To Prospective Students
PhD Students
Yale CS uses a committee-based admissions process. Emailing me is not required but welcome — it’s most helpful if you include your CV, transcript, and which of the research areas below interests you most. Strong applicants typically have a background in cryptography, security, or systems, and are excited about real-world impact.
Research Interns
I occasionally host visiting research interns (undergrad or graduate) for summer or semester-long projects. If you are interested, please send me your CV and a short description of what you’d like to work on.
Yale Undergraduates
Yale undergraduates interested in research are welcome to get in touch. I particularly enjoy working with undergrads who want to dig into a real research problem, not just course credit.
What do you work on?
Refer to the research section.
What kinds of background are you looking for?

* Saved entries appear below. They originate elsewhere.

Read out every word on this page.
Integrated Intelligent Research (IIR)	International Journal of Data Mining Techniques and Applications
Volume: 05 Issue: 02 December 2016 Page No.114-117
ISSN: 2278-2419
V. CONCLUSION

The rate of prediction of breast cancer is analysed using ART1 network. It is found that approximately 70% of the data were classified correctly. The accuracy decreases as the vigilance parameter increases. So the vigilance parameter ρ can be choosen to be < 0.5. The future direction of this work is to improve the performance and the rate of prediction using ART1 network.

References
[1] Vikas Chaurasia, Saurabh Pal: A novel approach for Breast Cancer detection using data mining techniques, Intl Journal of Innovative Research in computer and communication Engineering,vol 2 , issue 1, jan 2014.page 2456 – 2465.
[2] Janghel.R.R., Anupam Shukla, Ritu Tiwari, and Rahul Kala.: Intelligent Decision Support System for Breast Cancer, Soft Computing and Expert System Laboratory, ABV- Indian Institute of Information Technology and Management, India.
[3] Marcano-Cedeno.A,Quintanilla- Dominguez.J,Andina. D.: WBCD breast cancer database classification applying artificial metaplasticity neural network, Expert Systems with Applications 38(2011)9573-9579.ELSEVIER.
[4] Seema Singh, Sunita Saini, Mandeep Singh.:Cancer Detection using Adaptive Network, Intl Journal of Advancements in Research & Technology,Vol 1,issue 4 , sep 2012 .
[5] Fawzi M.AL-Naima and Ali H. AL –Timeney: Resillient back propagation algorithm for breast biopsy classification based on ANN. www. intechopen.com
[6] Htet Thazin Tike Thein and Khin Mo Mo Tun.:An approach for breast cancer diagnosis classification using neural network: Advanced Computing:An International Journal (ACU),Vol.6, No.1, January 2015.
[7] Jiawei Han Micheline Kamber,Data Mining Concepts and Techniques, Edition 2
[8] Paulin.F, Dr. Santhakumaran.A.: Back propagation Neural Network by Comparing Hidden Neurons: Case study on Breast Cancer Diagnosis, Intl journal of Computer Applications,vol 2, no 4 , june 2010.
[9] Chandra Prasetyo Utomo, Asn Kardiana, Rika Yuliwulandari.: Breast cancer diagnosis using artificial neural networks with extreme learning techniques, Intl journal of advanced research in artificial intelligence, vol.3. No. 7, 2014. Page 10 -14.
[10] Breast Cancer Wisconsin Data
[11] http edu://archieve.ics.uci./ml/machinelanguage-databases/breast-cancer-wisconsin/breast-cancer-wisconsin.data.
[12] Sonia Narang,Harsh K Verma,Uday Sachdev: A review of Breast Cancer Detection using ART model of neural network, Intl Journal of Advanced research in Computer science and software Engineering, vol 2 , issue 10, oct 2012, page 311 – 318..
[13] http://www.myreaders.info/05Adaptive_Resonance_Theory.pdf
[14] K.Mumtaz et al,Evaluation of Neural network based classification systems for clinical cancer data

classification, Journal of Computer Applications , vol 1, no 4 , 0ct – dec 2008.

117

I welcome students with diverse backgrounds to join my group, especially:
- Students with a strong cryptography background who also care deeply about real systems.
- System builders with a strong interest in security.
- Students with deep knowledge of real-world decentralized systems, especially those who love to break (and fix) things and expose dysfunctions.
- Example: Insecurity Through Obscurity (arXiv 2504.13398), PBS Centralization (S&P'25).
- Students interested in game theory and its applications in decentralized systems and security.
- Examples: AUCIL (ePrint 2025/194), Prooφ (FC'25), CrudiTEE (AFT'24), AnimaguSwap (CCS'24).
- A catch-all: opinionated thinkers who disagree with the current state of the digital world and think decentralized systems can make a difference.